US President George W Bush has urged his Democratic rivals to work with the White House, a day before the opening of a new session of Congress.
Mr Bush was flanked by his cabinet as he gave the speech
Speaking at the White House, Mr Bush called on Democrats "to set aside politics and look to the future".
Mr Bush said he aimed to rebalance the US federal budget while improving key public services and remaining committed to fighting the threat of terrorism.
Democrats won control of Congress from Republicans in elections last November.
The victory was widely seen as a rebuke against the president's policies on Iraq.
Mr Bush's words echoed an opinion piece published under the president's name in Wednesday's Wall Street Journal newspaper.
Calling for congressional unity, Mr Bush said the next two years could be "fruitful" for the US.
However, he wrote: "If the Congress chooses to pass bills that are simply political statements, they will have chosen stalemate."
"Together we have important things to do," Mr Bush said in the White House Rose Garden, flanked by his cabinet.
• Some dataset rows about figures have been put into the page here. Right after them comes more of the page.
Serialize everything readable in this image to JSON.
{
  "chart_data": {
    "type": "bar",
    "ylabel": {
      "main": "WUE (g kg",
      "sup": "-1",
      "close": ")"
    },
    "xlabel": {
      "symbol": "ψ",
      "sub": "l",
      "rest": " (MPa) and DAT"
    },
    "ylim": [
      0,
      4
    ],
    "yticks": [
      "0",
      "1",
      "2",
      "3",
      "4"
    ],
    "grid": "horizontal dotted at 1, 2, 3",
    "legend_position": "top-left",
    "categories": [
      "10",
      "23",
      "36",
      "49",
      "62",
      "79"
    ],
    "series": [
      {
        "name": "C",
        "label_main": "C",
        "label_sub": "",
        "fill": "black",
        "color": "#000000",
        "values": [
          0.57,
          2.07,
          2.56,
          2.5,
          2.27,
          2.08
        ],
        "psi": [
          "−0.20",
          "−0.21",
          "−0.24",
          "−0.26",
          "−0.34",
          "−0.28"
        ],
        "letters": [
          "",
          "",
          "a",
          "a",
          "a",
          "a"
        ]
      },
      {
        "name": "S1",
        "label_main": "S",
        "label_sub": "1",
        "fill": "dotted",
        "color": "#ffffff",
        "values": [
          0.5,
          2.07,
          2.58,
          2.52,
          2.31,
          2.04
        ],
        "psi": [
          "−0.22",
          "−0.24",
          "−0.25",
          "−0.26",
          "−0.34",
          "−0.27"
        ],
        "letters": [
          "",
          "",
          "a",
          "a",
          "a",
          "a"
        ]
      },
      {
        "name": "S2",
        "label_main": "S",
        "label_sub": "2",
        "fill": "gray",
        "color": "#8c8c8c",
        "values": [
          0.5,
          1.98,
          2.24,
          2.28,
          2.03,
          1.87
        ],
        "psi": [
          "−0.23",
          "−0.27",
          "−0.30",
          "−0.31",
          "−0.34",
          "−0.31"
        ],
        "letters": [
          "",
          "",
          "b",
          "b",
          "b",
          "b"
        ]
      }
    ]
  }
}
"I am hopeful that Republicans and Democrats can find common ground to serve folk, to do our jobs.
"Congress has changed. Our obligations to the country haven't changed."
Mr Bush said the budget he planned to submit to Congress at the start of its session would balance the US federal budget by 2012.
He said social security and health service provisions needed reworking for "future generations of Americans".
The White House has previously attempted to reform social security, but saw its plans rebuffed.
Mr Bush is expected to announce policy changes on Iraq in the coming weeks, but made no mention of foreign affairs in his speech.
The BBC's Adam Brookes, in Washington, says the detail of the speech was closely focused on domestic issues, but at heart it was an appeal for the Democrats to work with him, not against him.
The issue of Iraq was the unmentioned "elephant in the room".
The key question is whether Congress will support Mr Bush when he unveils his new Iraq policy in the near future, our correspondent adds.
The new session of Congress, the 110th, will be the first time the Democrats have controlled both the House of Representatives and the Senate since the 1993-1995 session.